An 8-character password is too short and too weak. I use the password entropy estimator in KeePassXC. Rather than use a minimum password length, I use a minimum password entropy value of 100 or 128.
I also use two-factor authentication (2FA) where available. I keep backup copies of my passwords, 2FA codes, recovery codes, and PGP keys in a fireproof waterproof digital media safe, and on Proton Drive encrypted cloud storage in Switzerland.

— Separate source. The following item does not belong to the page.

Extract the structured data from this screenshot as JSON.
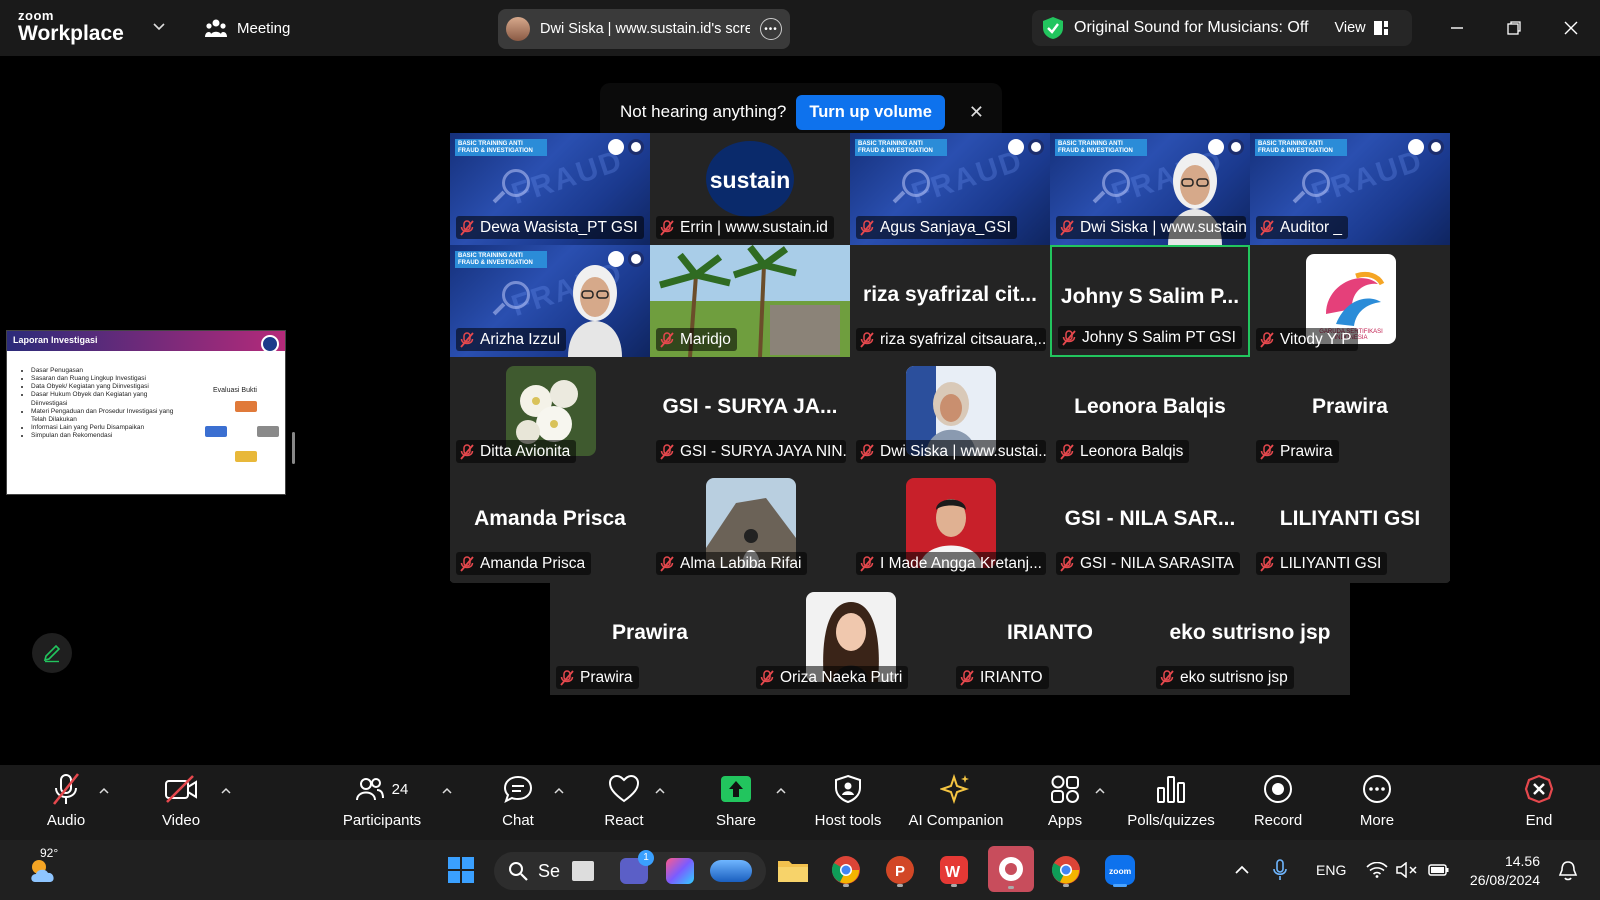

I keep VeraCrypt files on a removable Samsung FIT+ metal body mini flash drive. I do not use cheap generic flash drives. I remove VeraCrypt flash drives when not in use.
I also considered buying a hardware-encrypted flash drive such as a Kingston IronKey Locker 50+, but decided that a software-encrypted VeraCrypt flash drive was good enough for my needs and I did not have to buy a hardware-encrypted flash drive for $50 or more.
My Intel CPUs include AES instructions for fast hardware acceleration of AES encryption.